Flail, paddle, flail, paddle. Breathe. And POP! Out of the first wave on the Roaring Fork river in Colorado the group, now wide-eyed and adrenalin riddled, let out bottled up excitement in the form of laughter and exclamations of joy to not being thrown overboard while spinning aimlessly in the wave.
I have the pleasure of being in that raft with Mike as we took a morning trip with Blazing Adventures (who rafts under the company name ‘Blazing Paddles’) down the Roaring Fork River as it carves the Rocky Mountains before meeting up with the mighty Colorado.

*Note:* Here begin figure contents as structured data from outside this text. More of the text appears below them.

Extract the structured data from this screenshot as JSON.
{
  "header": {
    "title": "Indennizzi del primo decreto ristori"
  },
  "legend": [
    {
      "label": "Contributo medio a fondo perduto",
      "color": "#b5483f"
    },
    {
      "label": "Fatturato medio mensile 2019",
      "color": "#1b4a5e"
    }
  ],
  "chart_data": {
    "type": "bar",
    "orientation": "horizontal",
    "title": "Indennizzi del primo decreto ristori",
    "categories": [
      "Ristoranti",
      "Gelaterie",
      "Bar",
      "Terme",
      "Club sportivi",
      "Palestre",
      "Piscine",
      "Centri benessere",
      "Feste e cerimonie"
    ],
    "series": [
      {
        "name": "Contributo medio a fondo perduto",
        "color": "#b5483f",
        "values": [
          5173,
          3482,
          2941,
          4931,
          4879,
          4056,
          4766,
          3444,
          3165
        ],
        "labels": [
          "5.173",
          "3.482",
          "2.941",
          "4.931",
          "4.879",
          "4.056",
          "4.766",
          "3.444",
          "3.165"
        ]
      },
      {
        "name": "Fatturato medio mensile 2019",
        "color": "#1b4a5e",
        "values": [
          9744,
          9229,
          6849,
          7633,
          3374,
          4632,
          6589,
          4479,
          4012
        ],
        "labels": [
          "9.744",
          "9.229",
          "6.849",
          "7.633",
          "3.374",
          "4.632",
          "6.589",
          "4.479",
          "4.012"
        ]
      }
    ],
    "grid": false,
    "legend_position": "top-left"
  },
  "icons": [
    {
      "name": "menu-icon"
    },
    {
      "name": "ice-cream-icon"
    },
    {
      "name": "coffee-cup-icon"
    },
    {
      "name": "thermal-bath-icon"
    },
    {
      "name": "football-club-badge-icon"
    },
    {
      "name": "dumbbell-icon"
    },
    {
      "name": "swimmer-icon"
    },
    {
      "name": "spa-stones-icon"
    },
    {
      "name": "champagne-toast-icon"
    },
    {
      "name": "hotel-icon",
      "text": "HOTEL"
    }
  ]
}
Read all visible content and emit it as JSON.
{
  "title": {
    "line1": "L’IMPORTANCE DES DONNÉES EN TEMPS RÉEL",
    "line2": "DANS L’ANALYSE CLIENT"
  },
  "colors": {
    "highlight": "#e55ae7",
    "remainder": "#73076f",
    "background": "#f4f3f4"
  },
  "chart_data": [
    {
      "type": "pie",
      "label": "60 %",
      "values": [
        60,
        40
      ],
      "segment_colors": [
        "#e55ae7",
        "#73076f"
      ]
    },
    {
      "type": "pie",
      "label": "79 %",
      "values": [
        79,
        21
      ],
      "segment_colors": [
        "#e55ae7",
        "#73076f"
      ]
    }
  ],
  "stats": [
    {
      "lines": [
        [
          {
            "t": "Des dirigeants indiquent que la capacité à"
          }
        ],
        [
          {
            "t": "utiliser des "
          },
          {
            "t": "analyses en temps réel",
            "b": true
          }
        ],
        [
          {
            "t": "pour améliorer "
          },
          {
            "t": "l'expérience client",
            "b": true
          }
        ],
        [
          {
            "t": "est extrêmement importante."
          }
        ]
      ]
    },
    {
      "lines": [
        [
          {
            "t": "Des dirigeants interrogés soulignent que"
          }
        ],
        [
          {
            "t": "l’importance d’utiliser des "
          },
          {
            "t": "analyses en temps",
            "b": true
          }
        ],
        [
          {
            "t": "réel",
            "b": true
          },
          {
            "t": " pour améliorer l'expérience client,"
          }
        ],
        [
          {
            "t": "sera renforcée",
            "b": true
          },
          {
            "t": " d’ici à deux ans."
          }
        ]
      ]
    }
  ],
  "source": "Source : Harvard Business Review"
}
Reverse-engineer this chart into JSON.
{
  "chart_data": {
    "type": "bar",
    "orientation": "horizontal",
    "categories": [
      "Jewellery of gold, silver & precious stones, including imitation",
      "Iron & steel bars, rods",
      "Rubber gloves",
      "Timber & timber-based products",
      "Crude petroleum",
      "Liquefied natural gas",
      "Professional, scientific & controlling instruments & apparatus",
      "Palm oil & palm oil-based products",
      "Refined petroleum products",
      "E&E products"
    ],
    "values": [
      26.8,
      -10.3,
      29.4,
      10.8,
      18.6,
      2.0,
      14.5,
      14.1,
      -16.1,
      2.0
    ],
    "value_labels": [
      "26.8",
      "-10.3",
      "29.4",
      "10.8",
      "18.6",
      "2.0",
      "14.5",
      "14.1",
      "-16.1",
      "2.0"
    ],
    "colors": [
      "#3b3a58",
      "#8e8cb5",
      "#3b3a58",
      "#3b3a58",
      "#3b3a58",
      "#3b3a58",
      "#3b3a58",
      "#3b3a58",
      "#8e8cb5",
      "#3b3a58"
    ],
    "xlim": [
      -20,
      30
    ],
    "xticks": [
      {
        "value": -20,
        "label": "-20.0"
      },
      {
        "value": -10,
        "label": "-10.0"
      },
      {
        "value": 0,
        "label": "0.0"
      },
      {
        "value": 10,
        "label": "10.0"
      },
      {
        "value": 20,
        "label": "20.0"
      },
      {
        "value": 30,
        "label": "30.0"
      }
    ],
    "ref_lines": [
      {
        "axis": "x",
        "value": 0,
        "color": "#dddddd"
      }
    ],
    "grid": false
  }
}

Located just outside the village of Snowmass, our put-in is a quick introduction to the ferocity of rivers all over the West which have been bolstered by a solid winter of gracious snowfall.
While the river is flowing faster than normal, making our anticipated two hour trip closer to a 90 minute endeavor, we were treated to many impressive waves bulked up by the increasing temperatures of a looming summer sun. It’s true we can’t raft the vaunted Slaughterhouse Rapid due to safety concerns, a nice reminder that Blazing Adventures values living customers over the chance to practice river rescues. Even without the largest challenge on this stretch of the river, our day is non-stop action.
I have been rafting as a client in various states and countries over the last two decades. I don’t know it all, but I do know that our day on the Roaring Fork is as good of an ambassador of Colorado’s whitewater potential as I can ask for. While the larger Colorado often overshadows the ‘lesser’ rivers in the state, and while this river would not be on my list of solo reasons to fly all the way to Aspen and Snowmass, it is an unexpected highlight to my trip, sponsored by Colorado State Tourism.
First, the river is a refreshing escape from the valley’s hot days during summer. The water comes from the surrounding hills and was snow only half a day before meeting us at our put-in. That means it, and the air around, is cooler. Thankfully cooler because standing around in a wetsuit in the Colorado sun will bake you alive.
Second, the river is non-stop, as I mentioned before. I have been on many Class III+ rivers and they are a lot of good, wholesome fun. But they often have long stretches of, for lack of a better term, boredom. River guides are well versed in jokes and yarns to spin while plying the slow waters but Mike only had to fill about 10 minutes of ‘down time’ on the Roaring Fork. That’s 80 minutes of “watch where you’re going or you’ll get doused with a wave” action.
It’s 12 miles of wearing a stupid grin on my face as I eat wave after wave. Loving every minute, even through chattering teeth.
Lastly, the guides and staff are bona fide nutcases. The good kind of nutcases. The kind of nutcases you want as your guides because they do care about your safety, but they are also very interested in having a good time. And for them, that means loving what they do. They have to, because they will be heading down the same river later that day. And the next. And the next.
While we are a press trip, which often makes people treat us a bit more special, I can tell that Mike and Talbot, our other guide, really didn’t care. Not beyond their normal amount of care for those in their charge, who have entrusted them to deliver smiling customers to the take-out. They aren’t out to impress us and they are a lot of fun with entertaining knowledge of the river (most of it likely BS, but that’s a river guide’s job). They are rafting because they love it and don’t seem to care if we are the village idiot or kings and queens; they are going to show us a good time as a guest on their river and in their state of Colorado.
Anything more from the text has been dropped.